Here’s the conversation:
Friend: You smile a lot when you run! But not when you race.
Me: Well thats because we’re just having fun putting in the miles here on the trail. Aren’t you supposed to be serious and focused when you race? (I said it kinda sarcastically and now regret it)
Friend: Well I thought the whole point of you taking up running was to find your happiness again? Wasn’t that the first line in the tree picture?
touche
Funny how I keep finding myself back in this situation over and over again. Back to the tree picture… back to the same friends who ground me to the goodness I love.
Smile more. Run more. Become more.
I love you.
For a while now, I’ve been struggling with the ups and downs of “ganas” during my workouts.
“Ganas” translation: We use this expression in Mexico and I do not know if they use it in another Spanish-speaking country.
“Échale ganas” is a practically untranslatable expression that means something like “work with a will”, but it’s much more informal. It’s a standard phrase that you say to people when you want to give them affectionate encouragement to keep working hard on different situations in life.
A part of me is used to putting in 110% effort into my workout. Its been unseasonally hot these last couple of months making it necessary for me to put in some long runs on a treadmill in the middle of the afternoon because it’s too hot outside to complete the exercise at that distance in those temperatures (98 degrees in November is NOT good). It’s much safer in a gym with water fountains at your disposal. But much more bbbbbboooooooorrrrrrriiiiiiinnnnnnngggggggg.
That is until someone jumps onto the treadmill beside me. tan tan taaaaaaaannnnnnn!!!!! Let the games begin! Oh come one… you know what I’m talking about…. TREADMILL RACING!!!!
Now, this is fun because I know deep down inside that I’ll win this race today. Oh yes sir I will!!! Because I have my secret weapon on!!! My playlist!!! And it’s on full blast!
So long as the beat of the song has the BPM required to keep the pace, I’ll knock this kid outta the park. (No matter how tired or how hurt, I always run to the beat of the song)

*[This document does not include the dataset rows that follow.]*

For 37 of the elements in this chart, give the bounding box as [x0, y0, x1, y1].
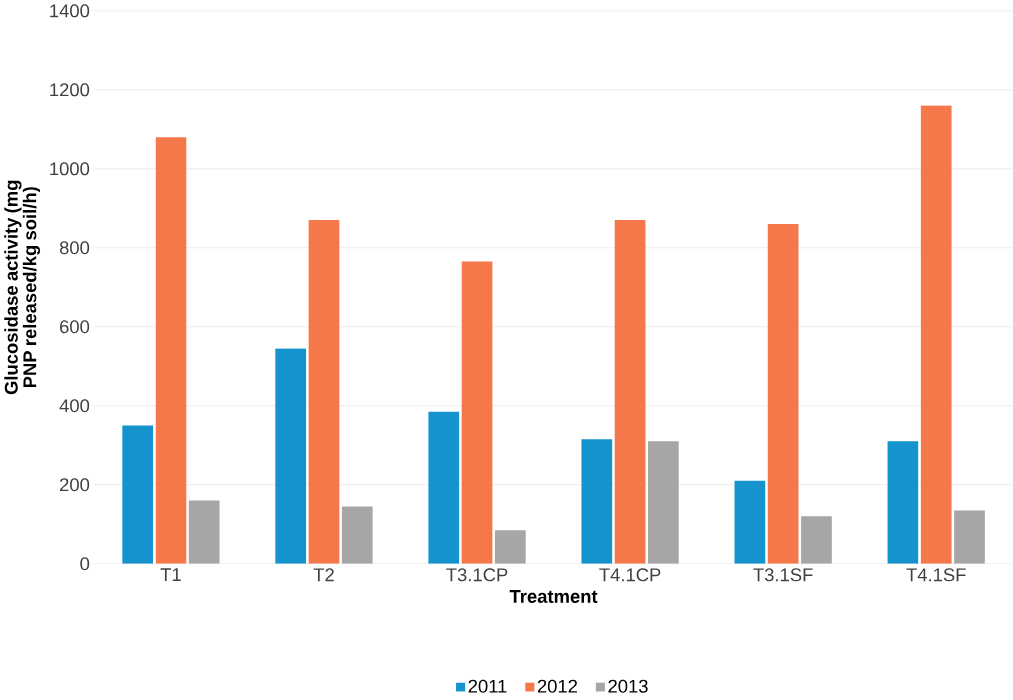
y-tick-label: 400	[59, 399, 90, 413]
y-tick-label: 600	[60, 320, 90, 334]
legend-label: 2011	[468, 679, 507, 693]
bar	[308, 220, 340, 564]
y-tick-label: 200	[60, 478, 90, 492]
bar	[920, 105, 952, 564]
x-axis-title: Treatment	[509, 590, 598, 604]
bar	[494, 530, 526, 564]
legend-label: 2012	[537, 679, 577, 693]
bar	[954, 510, 985, 564]
y-tick-label: 800	[59, 241, 90, 255]
y-tick-label: 1000	[50, 162, 90, 176]
bar	[887, 441, 919, 564]
bar	[122, 425, 153, 564]
x-tick-label: T2	[313, 568, 334, 582]
x-tick-label: T4.1SF	[906, 568, 966, 582]
bar	[275, 348, 307, 564]
bar	[648, 441, 679, 564]
bar	[341, 506, 373, 564]
y-axis-title: Glucosidase activity (mg PNP released/kg soil/h)	[4, 180, 41, 395]
bar	[801, 516, 832, 564]
y-tick-label: 1400	[50, 4, 90, 18]
legend-label: 2013	[608, 679, 648, 693]
bar	[734, 480, 766, 564]
bar	[461, 261, 493, 564]
x-tick-label: T1	[160, 568, 181, 582]
bar	[428, 411, 460, 564]
bar	[614, 220, 646, 564]
bar	[188, 500, 220, 564]
y-tick-label: 0	[80, 557, 90, 571]
y-tick-label: 1200	[50, 83, 90, 97]
bar	[581, 439, 613, 564]
bar	[767, 224, 799, 564]
x-tick-label: T4.1CP	[599, 568, 661, 582]
bar	[155, 137, 187, 564]
x-tick-label: T3.1CP	[446, 568, 508, 582]
x-tick-label: T3.1SF	[753, 568, 813, 582]
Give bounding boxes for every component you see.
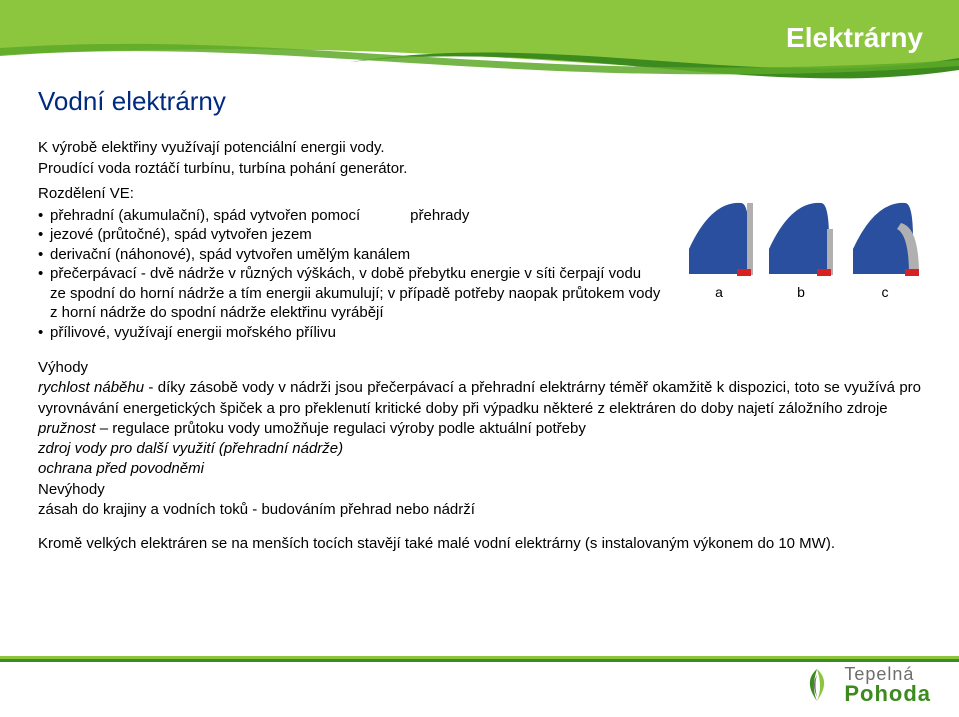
disadv-line: zásah do krajiny a vodních toků - budová…	[38, 500, 921, 520]
disadvantages-title: Nevýhody	[38, 480, 921, 500]
adv-line: rychlost náběhu - díky zásobě vody v nád…	[38, 378, 921, 419]
adv-line: zdroj vody pro další využití (přehradní …	[38, 439, 921, 459]
main-content: Vodní elektrárny K výrobě elektřiny využ…	[38, 86, 921, 554]
section-title: Vodní elektrárny	[38, 86, 921, 117]
intro-line-2: Proudící voda roztáčí turbínu, turbína p…	[38, 160, 661, 179]
closing-line: Kromě velkých elektráren se na menších t…	[38, 534, 921, 554]
list-item: přílivové, využívají energii mořského př…	[38, 323, 661, 343]
brand-line-2: Pohoda	[844, 683, 931, 705]
footer-logo: Tepelná Pohoda	[798, 665, 931, 705]
footer-accent-line	[0, 656, 959, 662]
list-item: jezové (průtočné), spád vytvořen jezem	[38, 225, 661, 245]
dam-types-diagram: a b c	[681, 179, 921, 319]
leaf-flame-icon	[798, 665, 836, 705]
intro-line-1: K výrobě elektřiny využívají potenciální…	[38, 139, 661, 158]
diagram-label-b: b	[797, 284, 805, 300]
diagram-label-a: a	[715, 284, 723, 300]
advantages-title: Výhody	[38, 358, 921, 378]
diagram-label-c: c	[882, 284, 889, 300]
list-heading: Rozdělení VE:	[38, 185, 661, 202]
advantages-block: Výhody rychlost náběhu - díky zásobě vod…	[38, 358, 921, 554]
list-item: přečerpávací - dvě nádrže v různých výšk…	[38, 264, 661, 323]
adv-line: pružnost – regulace průtoku vody umožňuj…	[38, 419, 921, 439]
adv-line: ochrana před povodněmi	[38, 459, 921, 479]
bullet-list: přehradní (akumulační), spád vytvořen po…	[38, 206, 661, 343]
page-title: Elektrárny	[786, 22, 923, 54]
list-item: přehradní (akumulační), spád vytvořen po…	[38, 206, 661, 226]
list-item: derivační (náhonové), spád vytvořen uměl…	[38, 245, 661, 265]
intro-block: K výrobě elektřiny využívají potenciální…	[38, 139, 661, 179]
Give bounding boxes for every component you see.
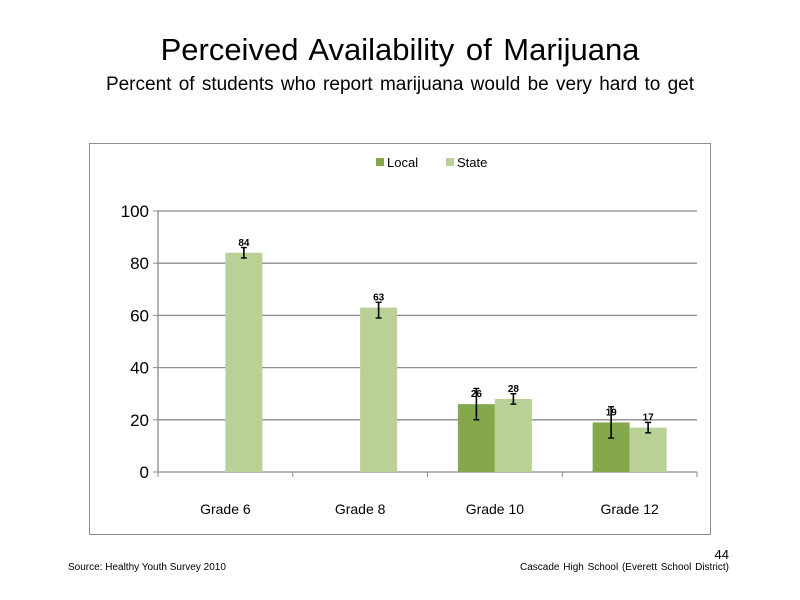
bar-state [360,307,398,472]
legend-swatch-local [376,158,384,166]
bar-state [225,252,263,472]
legend-swatch-state [446,158,454,166]
x-tick-label: Grade 6 [200,501,251,517]
slide-subtitle: Percent of students who report marijuana… [105,74,695,95]
page-number: 44 [714,547,729,562]
y-tick-label: 20 [130,411,149,430]
y-tick-label: 60 [130,306,149,325]
y-tick-label: 40 [130,359,149,378]
bar-state [629,427,667,472]
data-label: 19 [606,407,618,418]
data-label: 26 [471,389,483,400]
y-tick-label: 80 [130,254,149,273]
bar-chart: 0 20 40 60 80 100 Grade 6 84 Grade 8 63 Grade 10 26… [121,155,698,517]
data-label: 17 [643,413,655,424]
chart-frame: 0 20 40 60 80 100 Grade 6 84 Grade 8 63 Grade 10 26… [89,143,711,535]
slide-title: Perceived Availability of Marijuana [160,32,640,67]
x-tick-label: Grade 10 [466,501,525,517]
data-label: 84 [238,238,250,249]
x-tick-label: Grade 8 [335,501,386,517]
bar-state [494,398,532,472]
data-label: 63 [373,293,385,304]
data-label: 28 [508,384,520,395]
school-name: Cascade High School (Everett School Dist… [520,562,729,573]
x-tick-label: Grade 12 [600,501,659,517]
y-tick-label: 0 [140,463,149,482]
legend-label-local: Local [387,155,418,170]
y-tick-label: 100 [121,202,149,221]
source-note: Source: Healthy Youth Survey 2010 [68,562,226,573]
legend-label-state: State [457,155,487,170]
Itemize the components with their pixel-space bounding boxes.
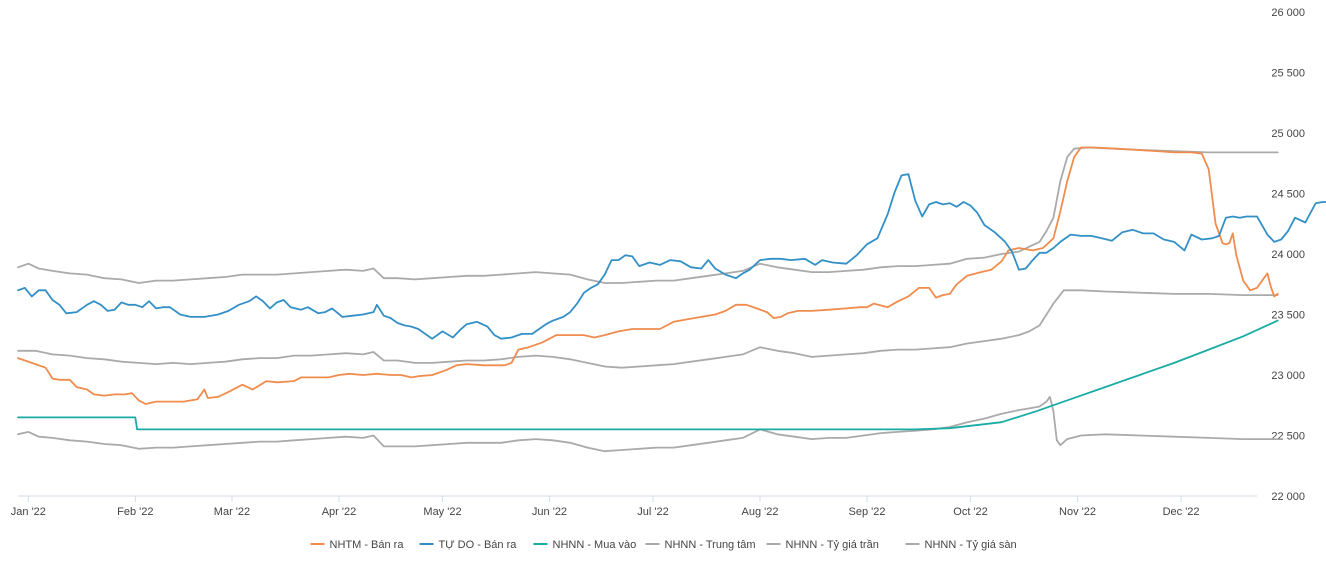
y-tick-label: 26 000 [1271, 7, 1305, 19]
y-tick-label: 22 500 [1271, 431, 1305, 443]
x-tick-label: Oct '22 [953, 506, 988, 518]
series-line-5 [17, 395, 1279, 453]
legend-label: NHTM - Bán ra [330, 539, 405, 551]
y-tick-label: 23 500 [1271, 310, 1305, 322]
legend-label: NHNN - Trung tâm [665, 539, 756, 551]
legend-label: TỰ DO - Bán ra [439, 539, 518, 551]
legend-label: NHNN - Mua vào [553, 539, 637, 551]
x-tick-label: Sep '22 [849, 506, 886, 518]
y-axis: 22 000 22 500 23 000 23 500 24 000 24 500 25 0… [1271, 7, 1305, 503]
x-tick-label: Mar '22 [214, 506, 250, 518]
x-tick-label: Jun '22 [532, 506, 567, 518]
legend-item[interactable]: NHTM - Bán ra [310, 539, 405, 551]
series-layer [17, 146, 1326, 453]
series-line-3 [17, 289, 1279, 369]
legend-item[interactable]: TỰ DO - Bán ra [419, 539, 518, 551]
legend-item[interactable]: NHNN - Tỷ giá trần [766, 539, 879, 551]
x-tick-label: Jul '22 [637, 506, 668, 518]
legend-item[interactable]: NHNN - Tỷ giá sàn [905, 539, 1017, 551]
x-axis: Jan '22 Feb '22 Mar '22 Apr '22 May '22 Jun '… [11, 496, 1200, 518]
y-tick-label: 22 000 [1271, 491, 1305, 503]
x-tick-label: Feb '22 [117, 506, 153, 518]
series-line-4 [17, 146, 1279, 284]
legend-item[interactable]: NHNN - Trung tâm [645, 539, 756, 551]
y-tick-label: 25 500 [1271, 68, 1305, 80]
legend[interactable]: NHTM - Bán ra TỰ DO - Bán ra NHNN - Mua và… [310, 539, 1017, 551]
x-tick-label: Nov '22 [1059, 506, 1096, 518]
x-tick-label: May '22 [423, 506, 461, 518]
legend-label: NHNN - Tỷ giá sàn [925, 539, 1017, 551]
y-tick-label: 24 500 [1271, 189, 1305, 201]
y-tick-label: 24 000 [1271, 249, 1305, 261]
legend-item[interactable]: NHNN - Mua vào [533, 539, 637, 551]
series-line-2 [17, 319, 1279, 431]
x-tick-label: Aug '22 [742, 506, 779, 518]
x-tick-label: Dec '22 [1163, 506, 1200, 518]
x-tick-label: Jan '22 [11, 506, 46, 518]
series-line-0 [17, 146, 1279, 405]
y-tick-label: 23 000 [1271, 370, 1305, 382]
legend-label: NHNN - Tỷ giá trần [786, 539, 879, 551]
x-tick-label: Apr '22 [322, 506, 357, 518]
y-tick-label: 25 000 [1271, 128, 1305, 140]
series-line-1 [17, 173, 1326, 340]
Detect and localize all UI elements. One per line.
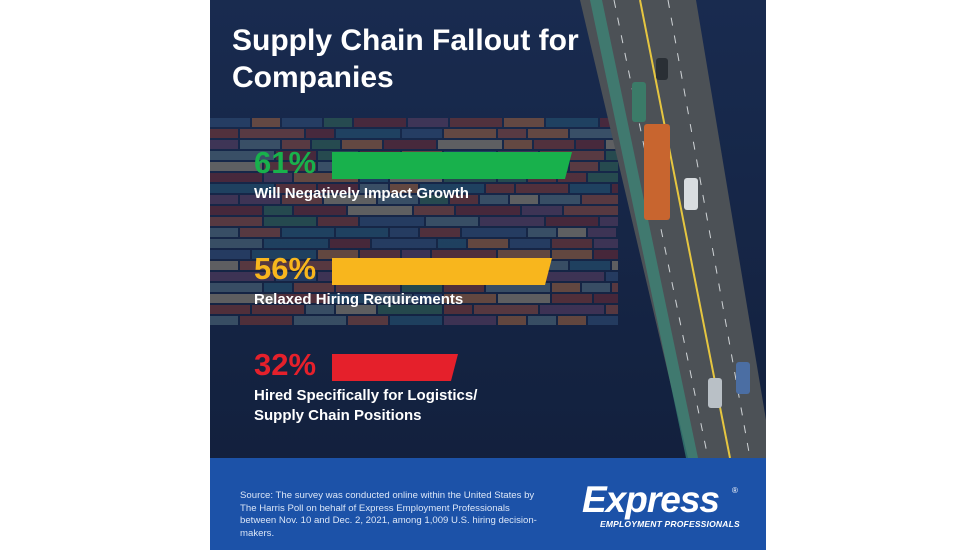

Well, at least until there’s a song change or I get that phone call from that someone that has the worst timing ever and makes the song stop!!!
See, so long as I know what my goal is and know how to get it, I’ll do it. Physically, I’ve proven to myself that I can do anything I set my mind to. I know I’m physically strong enough to have reached all my intended goals these last couple of years, no matter how far fetched they seem to have been at the beginning to me.
However, my mind needs more training. Logically, if my body could keep a steady pace during a high BPM song – even a long DJ Tiesto 20 minute live mix – wouldn’t it tell me that I could sustain that pace regardless of the next song’s slower BPM… or no song at all?
(Insert your comment here that tells me everything I’ve already told myself but just can’t get myself to believe it. Go ahead and scream loudly at this computer screen so that I can hear you from way over here. Go on. Louder. One more time.)
I know… I know… *sigh*
It’s just that when there is silence, my evil sarcastic voice in my head takes over. Sometimes, I’m just not strong enough.
Not wanting to end on a sour note: the good thing about me is that once I recognize a fault in myself, a goal is initiated in me to conquer it and/or improve on it greatly.
I know what I want. Enough teasing. I’m going after it.

I have this crazy dream. I look forward to sleeping every night because it is then, when I dream, when I close my eyes… I see it and it feels so real.
I will keep chasing it.
I run after it.
I will find my dream and keep on running until it comes true.